The greatest problem with Barak is he knows that he is no longer relevant in Israel. His distinguished military career has been overshadowed by his political machinations and personal grudges against people from across the political spectrum.
It is no coincidence that the last time he ran for office was with the far-left Meretz Party, and as a result, failed to return to the Knesset.
Israelis on the whole are done with this divisive figure, so Barak’s only recourse is to turn to the international media where his title as ex-premier provides him with lots of airtime, especially if he provides headlines against Israel and its democratically elected leadership.
It is a well-known policy that Israeli politicians, especially those from the opposition, do not attack the Israeli government abroad.
While in Israel and within the Israeli internal debate, all gloves are off. Responsible leaders know, however, that with so few friends around the world, their job when being interviewed by American, European or other non-Israeli media is to support Israel’s case, as well as to provide the necessary facts and context about Israel’s war against the genocidal Hamas terrorist organization.
Barak’s constant running to the media to artificially create headlines, or to foment dissent and disunity, is merely an attempt to remain relevant. His “loose lips” might not be sinking ships, but they are hurting the war effort and the morale of those fighting on the frontlines for Israel’s security and future.
Of course, it’s his right to speak wherever he chooses, but it is our right—as Israelis or strong Zionists around the world—to express our disgust and call him out.

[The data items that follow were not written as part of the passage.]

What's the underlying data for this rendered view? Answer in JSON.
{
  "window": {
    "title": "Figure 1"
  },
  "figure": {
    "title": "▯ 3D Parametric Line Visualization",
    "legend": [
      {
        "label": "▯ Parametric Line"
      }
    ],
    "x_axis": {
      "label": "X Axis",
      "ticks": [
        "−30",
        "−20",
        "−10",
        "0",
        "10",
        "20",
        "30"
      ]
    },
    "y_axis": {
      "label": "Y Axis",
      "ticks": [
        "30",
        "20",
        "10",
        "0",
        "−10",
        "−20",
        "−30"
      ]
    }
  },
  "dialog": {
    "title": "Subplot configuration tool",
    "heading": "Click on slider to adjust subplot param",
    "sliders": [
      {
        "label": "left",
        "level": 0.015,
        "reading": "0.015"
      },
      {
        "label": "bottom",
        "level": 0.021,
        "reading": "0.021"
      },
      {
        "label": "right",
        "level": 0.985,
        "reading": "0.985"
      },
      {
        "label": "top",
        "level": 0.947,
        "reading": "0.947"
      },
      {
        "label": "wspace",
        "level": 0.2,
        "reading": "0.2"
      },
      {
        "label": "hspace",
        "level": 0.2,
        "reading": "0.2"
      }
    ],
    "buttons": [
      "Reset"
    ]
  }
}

As a former chief of staff, he would do well to listen to the voices of Israeli reserve soldiers who come back from the front with a newfound passion for unity, where they served proudly with their political and ideological opposites, and found a common ground and camaraderie.
This is not just vital for the current operation but for Israeli society moving forward. We cannot return to Oct. 6 in the way we spoke and divided each other.
Even with all his years in the military and political spheres, it seems that Ehud Barak has not learned this simple lesson and still puts himself before his country at a moment when it needs unity, cohesion and harmony the most.